Almanya Maliye bakanı bugün yaptığı açıklamada, Amerikanın artık dünyanın finansal süper gücü olması rolünü terketeceğini söyledi. Wall Street'in bir daha asla eskisi gibi olamayacağının altını çizdi ve ekledi: "Almanya veya Avrupa, Amerika'nın sorunlu varlıkları satın almak için ödeyeceği 700 milyar $'lık girişimi benzeri bir hareketi yapmak zorunda değil. Kriz tamamen Amerikanın problemi!"
Amerikan hükümetinin finansal sistemi kilitleyen finansal varlıkları, sistem dışına çıkarmak için güçlü bir hamle yapacağı artık kesinleşti. Oysa Avrupadaki öfkeli yatırımcılar böyle bir teminata sahip değiller. Avrupa hükümetleri Paulsen'in çağrısına henüz cevap vemediler. Amerikadaki likidite krizi Avrupada çözümsüzlük krizi olarak yayılıyor.
Peki Avrupalı bankalar yeteri kadar güçlü mü? Bazı ölçütlerle yeterli sermayeye sahip oldukları görünüyor. Sermaye yeterlilik rasyoları (tier1 ratio) ortalama %8 düzeyinde. Risk yönetimi ve sermaye arasındaki ilişkinin başarıyla yönetildiği çıkarılabilir buradan.
Ama sermayenin toplam varlıklara oranını gösteren kaldıraç oranları (leverage ratio) aynı sonucu vermiyor. Oran Deutsche Bank için %1.2, Barclays için %2.4 ve UBS için %2.1. Güvenlik hava yastığı oluşturacak sermaye yeterliliği oldukça düşük bir seviyede.
Avrupa bankalarının bilançolarındaki 300 milyar $'lık varlık, halen AIG tarafından sigortalanmış durumda. Hazinenin AIG'yi kurtarması Avrupa bankalarının sigortalarının değerini arttırıyor şüphesiz.
Açıklanmayan zararların yüksekliği Avrupalı yatırımcıları endişelendiriyor.
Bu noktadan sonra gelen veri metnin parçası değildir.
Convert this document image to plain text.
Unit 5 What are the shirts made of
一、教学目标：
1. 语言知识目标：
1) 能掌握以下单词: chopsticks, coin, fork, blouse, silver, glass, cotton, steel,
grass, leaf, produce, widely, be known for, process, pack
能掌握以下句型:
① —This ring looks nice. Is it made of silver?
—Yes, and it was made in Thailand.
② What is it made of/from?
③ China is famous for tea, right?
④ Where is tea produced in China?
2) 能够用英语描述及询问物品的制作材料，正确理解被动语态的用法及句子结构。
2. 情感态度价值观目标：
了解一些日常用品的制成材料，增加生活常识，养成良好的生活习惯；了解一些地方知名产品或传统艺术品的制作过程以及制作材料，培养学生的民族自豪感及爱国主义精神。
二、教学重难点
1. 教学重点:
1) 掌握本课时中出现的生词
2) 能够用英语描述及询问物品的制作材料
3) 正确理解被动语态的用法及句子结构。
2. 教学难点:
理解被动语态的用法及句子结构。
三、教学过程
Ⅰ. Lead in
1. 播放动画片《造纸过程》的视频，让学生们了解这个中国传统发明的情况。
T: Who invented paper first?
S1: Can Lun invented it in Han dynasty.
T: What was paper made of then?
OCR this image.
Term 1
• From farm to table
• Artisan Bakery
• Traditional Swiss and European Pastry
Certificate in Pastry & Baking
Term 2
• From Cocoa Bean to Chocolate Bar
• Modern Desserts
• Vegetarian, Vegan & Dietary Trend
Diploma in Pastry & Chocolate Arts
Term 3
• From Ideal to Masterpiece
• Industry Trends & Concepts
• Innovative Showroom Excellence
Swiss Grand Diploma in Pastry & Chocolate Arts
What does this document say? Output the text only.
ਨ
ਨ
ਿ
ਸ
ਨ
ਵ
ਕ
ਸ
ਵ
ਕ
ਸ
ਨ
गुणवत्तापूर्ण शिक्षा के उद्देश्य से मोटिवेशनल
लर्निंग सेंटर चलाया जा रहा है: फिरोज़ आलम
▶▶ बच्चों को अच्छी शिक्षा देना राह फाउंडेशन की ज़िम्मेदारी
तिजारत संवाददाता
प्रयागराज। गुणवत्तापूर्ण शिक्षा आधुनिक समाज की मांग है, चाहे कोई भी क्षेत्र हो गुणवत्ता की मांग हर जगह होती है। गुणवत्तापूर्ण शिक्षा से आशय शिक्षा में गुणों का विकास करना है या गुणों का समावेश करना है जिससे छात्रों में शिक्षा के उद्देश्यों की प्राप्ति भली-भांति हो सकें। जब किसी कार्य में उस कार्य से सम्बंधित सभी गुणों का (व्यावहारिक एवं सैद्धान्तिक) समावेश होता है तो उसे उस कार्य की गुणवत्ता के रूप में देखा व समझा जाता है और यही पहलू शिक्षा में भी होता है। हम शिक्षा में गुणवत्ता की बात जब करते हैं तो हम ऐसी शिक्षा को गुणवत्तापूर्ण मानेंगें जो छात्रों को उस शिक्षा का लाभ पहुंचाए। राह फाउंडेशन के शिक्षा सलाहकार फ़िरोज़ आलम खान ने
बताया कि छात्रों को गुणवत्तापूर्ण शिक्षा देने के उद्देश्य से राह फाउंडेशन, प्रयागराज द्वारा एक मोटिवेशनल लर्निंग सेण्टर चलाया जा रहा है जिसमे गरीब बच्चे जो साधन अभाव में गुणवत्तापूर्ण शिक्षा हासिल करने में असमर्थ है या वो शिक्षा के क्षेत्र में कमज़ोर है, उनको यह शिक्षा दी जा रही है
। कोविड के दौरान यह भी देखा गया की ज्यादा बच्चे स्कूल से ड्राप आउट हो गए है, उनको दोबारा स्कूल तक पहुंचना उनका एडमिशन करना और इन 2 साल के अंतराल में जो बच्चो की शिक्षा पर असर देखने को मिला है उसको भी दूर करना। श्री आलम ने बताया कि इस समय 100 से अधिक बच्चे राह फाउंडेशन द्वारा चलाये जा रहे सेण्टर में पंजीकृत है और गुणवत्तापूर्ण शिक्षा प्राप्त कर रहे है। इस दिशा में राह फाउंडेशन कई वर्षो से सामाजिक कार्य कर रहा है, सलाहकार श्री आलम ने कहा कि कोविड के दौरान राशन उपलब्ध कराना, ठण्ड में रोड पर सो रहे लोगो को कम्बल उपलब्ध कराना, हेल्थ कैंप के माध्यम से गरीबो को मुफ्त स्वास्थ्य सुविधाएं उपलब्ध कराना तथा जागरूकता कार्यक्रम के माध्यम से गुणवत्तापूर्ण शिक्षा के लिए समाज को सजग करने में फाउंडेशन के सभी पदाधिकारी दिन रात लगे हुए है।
Lehman Brothers'ın iflas başvurusu yaptığı gün, Almanya'nın kamu bankalarından KfW tarafından başarısız bir swap sözleşmesi karşılığı transfer edilen 426 milyon $ kafaları iyice karıştırdı.
İspanya bankalarında donuk kredilerin oranı, 2007 yılı ortalarıyla karşılaştırıldığında 6 katına çıkmış durumda. Fortis'in acil sermaye gereksinimi. Danimarkada batan küçük bir banka. Bank of Ireland'ın kar payı oranını yarı yarıya azaltması. Avrupa Merkez Bankasının 3 aylık ihalesine 3 katı fazla talep gelmesi. Bunlardan daha önemlisi Avrupa bankalarının bu yıl içinde vadesi dolacak olan 1 trilyon $ tutarındaki borçları.
Bankaların Vadelerine Göre Borçları
Tüm bunlardan sonra, Almanya Maliye Bakanının dediği gibi, kriz gerçekten sadece Amerikanın sorunu olabilir mi?
Ya Almanya'nın süper ekonomik güç olabilme ihtimali?
Dünyanın en düşük doğum oranına sahip ülkelerinden biri olan Almanya'nın nüfusu şu an 82 milyon ve giderek azalıyor. Hızla yaşlanan bir işgücüne sahipler. Öte yandan Amerikanın 60'lı yıllardan beri sahip olmadığı düzenli cari fazlaları ekonomiyi hep belli bir seviyenin üzerinde tutuyor.
Almanya güçlü bir bankacılık sistemine sahip. Ekonominin üçte ikisi mevduat bankaları tarafından kontrol ediliyor. Küçük ve orta boy işletmeler tüm kredi ihtiyaçlarını bu bankalardan sağlıyorlar. Küçük şirketlerin sermaye yapıları nedeniyle, Wall Street bankalarının tercih etmediği bu pazar, Alman bankalarına likidite genişliği sağlıyor.
Amerika-Almanya rekabetinin nereye varacağını gelecekte göreceğiz.